In Malaysia, Thailand und Vietnam wurden Menschen verhaftet oder zu Geldstrafen verurteilt, weil sie „Fake News“ über den Ausbruch veröffentlicht hätten.
„Regierungen müssen Desinformationen verhindern. Gleichzeitig müssen sie rasch und genaue gesundheitliche Beratung anbieten. Einschränkungen der Meinungsfreiheit müssen immer verhältnismäßig, legitim und notwendig sein“, sagte Nicholas Bequelin, und sagt weiter:
„Wenn Regierungen in Südostasien und anderswo eine Lehre aus Chinas Umgang mit der Coronavirus-Krise ziehen sollten, dann die, dass die Einschränkung von Informationen und die Unterdrückung einer Debatte im Namen der 'Stabilität' ernste Risiken birgt und katastrophal kontraproduktiv sein kann.
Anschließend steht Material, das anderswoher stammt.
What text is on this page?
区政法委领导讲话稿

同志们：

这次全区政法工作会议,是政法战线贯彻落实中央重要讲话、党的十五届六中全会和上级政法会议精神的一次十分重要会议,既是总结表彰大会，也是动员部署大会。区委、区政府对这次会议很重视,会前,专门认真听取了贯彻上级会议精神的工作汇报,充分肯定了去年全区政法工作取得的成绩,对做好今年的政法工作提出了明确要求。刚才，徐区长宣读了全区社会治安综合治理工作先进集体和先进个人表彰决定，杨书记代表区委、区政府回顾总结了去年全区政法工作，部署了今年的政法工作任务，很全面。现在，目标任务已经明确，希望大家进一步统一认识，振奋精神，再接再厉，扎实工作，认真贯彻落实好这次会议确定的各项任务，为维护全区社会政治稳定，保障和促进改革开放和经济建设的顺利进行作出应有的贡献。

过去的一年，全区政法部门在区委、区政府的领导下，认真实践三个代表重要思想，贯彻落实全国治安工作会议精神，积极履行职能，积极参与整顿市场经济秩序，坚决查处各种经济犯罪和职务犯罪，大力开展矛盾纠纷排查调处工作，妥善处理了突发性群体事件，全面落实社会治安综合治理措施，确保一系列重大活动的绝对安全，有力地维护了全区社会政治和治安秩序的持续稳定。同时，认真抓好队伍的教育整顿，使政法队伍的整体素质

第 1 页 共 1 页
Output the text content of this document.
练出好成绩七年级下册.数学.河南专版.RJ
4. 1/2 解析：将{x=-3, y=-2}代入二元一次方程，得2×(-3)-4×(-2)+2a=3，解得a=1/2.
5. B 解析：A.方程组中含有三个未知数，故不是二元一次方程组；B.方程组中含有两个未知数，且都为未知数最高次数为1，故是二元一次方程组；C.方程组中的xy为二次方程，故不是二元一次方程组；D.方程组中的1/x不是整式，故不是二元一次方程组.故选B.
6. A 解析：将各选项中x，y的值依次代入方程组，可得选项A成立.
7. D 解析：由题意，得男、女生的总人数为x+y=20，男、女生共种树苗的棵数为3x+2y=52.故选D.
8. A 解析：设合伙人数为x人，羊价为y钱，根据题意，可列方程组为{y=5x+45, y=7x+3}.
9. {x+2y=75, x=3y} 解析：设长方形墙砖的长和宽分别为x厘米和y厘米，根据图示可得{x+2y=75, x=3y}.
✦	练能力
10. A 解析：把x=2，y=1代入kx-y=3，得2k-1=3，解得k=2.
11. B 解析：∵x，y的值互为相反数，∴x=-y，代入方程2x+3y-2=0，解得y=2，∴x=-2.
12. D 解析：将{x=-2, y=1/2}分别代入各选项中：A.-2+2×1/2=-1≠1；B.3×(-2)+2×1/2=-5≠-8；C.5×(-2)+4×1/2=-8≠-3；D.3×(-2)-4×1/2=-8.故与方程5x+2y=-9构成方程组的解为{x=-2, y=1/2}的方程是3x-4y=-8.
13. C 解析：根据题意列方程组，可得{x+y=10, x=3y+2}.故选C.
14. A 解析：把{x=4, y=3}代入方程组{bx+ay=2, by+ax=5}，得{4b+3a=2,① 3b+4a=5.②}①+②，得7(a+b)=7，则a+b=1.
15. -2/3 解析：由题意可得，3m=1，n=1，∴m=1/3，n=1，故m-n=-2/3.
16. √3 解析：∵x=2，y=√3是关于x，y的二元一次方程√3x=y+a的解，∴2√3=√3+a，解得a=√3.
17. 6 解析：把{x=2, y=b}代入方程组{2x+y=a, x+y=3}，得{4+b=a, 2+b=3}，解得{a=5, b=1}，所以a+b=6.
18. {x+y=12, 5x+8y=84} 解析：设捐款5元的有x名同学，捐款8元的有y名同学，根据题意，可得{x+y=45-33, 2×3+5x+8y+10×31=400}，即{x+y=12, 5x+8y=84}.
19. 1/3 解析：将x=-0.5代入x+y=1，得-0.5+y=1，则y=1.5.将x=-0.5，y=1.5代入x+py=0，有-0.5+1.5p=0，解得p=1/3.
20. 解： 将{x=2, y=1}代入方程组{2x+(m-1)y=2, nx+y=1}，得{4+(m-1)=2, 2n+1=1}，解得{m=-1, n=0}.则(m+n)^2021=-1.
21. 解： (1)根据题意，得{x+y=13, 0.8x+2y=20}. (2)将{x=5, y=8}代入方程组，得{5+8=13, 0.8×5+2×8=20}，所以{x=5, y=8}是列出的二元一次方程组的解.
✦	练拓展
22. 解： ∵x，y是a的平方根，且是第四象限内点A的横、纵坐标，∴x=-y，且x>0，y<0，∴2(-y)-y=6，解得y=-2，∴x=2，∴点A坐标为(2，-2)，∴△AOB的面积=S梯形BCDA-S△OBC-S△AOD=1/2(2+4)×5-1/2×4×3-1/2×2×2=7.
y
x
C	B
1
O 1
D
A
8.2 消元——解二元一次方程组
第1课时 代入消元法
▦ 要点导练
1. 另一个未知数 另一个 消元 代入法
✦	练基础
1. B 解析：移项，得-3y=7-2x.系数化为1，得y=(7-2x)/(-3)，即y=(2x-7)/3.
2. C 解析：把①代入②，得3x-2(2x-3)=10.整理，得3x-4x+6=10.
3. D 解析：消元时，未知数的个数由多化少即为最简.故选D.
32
Medienberichten zufolge wurden Menschen aus Wuhan – auch solche ohne Symptome – von Hotels abgewiesen, in ihren eigenen Wohnungen verbarrikadiert. Auch ihre persönlichen Daten wurden in China online durchgesickert.
Auch in anderen Ländern gibt es weit verbreitete Berichte über anti-chinesische oder anti-asiatische Fremdenfeindlichkeit. Einige Restaurants in Südkorea, Japan und Vietnam haben sich geweigert, chinesische Gäste zu empfangen; chinesische Gäste wurden von einer Gruppe von Demonstrant*innen aufgefordert wurden, ein Hotel in Indonesien zu verlassen. Französische und australische Zeitungen wurden in ihrer Berichterstattung über die Krise ebenfalls des Rassismus beschuldigt.
Asiatische Gemeinden auf der ganzen Welt haben sich zurückgehalten, und der Twitter-Hashtag #JeNeSuisPasUnVirus (Ich bin kein Virus) hat in Frankreich einen Trend gesetzt.
„Die chinesische Regierung sollte Maßnahmen ergreifen, um Menschen vor Diskriminierung zu schützen. Gleichzeitig dürfen Regierungen weltweit keine Toleranz gegenüber rassistischen Angriffen auf Menschen chinesischer und asiatischer Herkunft zeigen. Die einzige Möglichkeit, wie die Welt diesen Ausbruch bekämpfen kann, ist durch Solidarität und Zusammenarbeit über die Grenzen hinweg“, sagte Nicholas Bequelin.
Als Reaktion auf das Virus haben viele Länder ihre Türen für Reisende aus China oder anderen asiatischen Ländern geschlossen, andere Staaten haben strenge Quarantänemaßnahmen verhängt.
Die australische Regierung hat Hunderte von Australier*innen in ein Anhaltezentrum für Migrant*innen auf den Weihnachtsinseln geschickt. Zuvor hatte die australische Ärztekammer die Bedingungen dort als „unmenschlich“ bezeichnet, weil Menschen dort psychisch und physisch leiden müssen.
Papua-Neuguinea hat seine Grenzen für Menschen aus allen anderen asiatischen Ländern geschlossen, nicht nur für Menschen, bei denen der Coronavirus bestätigt wurde. Einige Student*innen aus Papua-Neuguinea strandeten auf den Philippinen, nachdem sie auf Anweisung der Behörden Papua-Neuguineas an einem Heimflug gehindert wurden.
Quarantänen, die das Recht auf Freizügigkeit einschränken, sind nach dem Völkerrecht nur dann gerechtfertigt, wenn sie
Quarantänen müssen in einer sicheren und respektvollen Weise verhängt werden. Die Rechte der unter Quarantäne stehenden Menschen müssen respektiert und geschützt werden. Darunter fallen auch die Gewährleistung des Zugangs zu medizinischer Versorgung, Nahrung und anderen Notwendigkeiten.
„Regierungen sind mit einer schwierigen Situation konfrontiert und müssen Maßnahmen ergreifen, um die Verbreitung des Coronavirus zu verhindern und gleichzeitig sicherzustellen, dass Betroffene Zugang zu der von ihnen benötigten Gesundheitsversorgung haben“, sagte Nicholas Bequelin.
Der Ausbruch des Coronavirus (2019-nCov) begann Ende 2019 in der chinesischen Stadt Wuhan (Provinz Hubei).
Anfang Februar dürfte die Epidemie weltweit mehr als 24.500 Menschen infiziert haben. Die chinesischen Behörden haben 490 Todesfälle, hauptsächlich in der Provinz Hubei, und insgesamt über 24.300 Fälle gemeldet (Stand Anfang Februar 2020). Das Virus hat sich mit Stand Anfang Februar 2020 auf 25 weitere Länder und Gebiete auf der ganzen Welt ausgebreitet. Die Weltgesundheitsorganisation (WHO) rief den globalen Gesundheitsnotstand aus.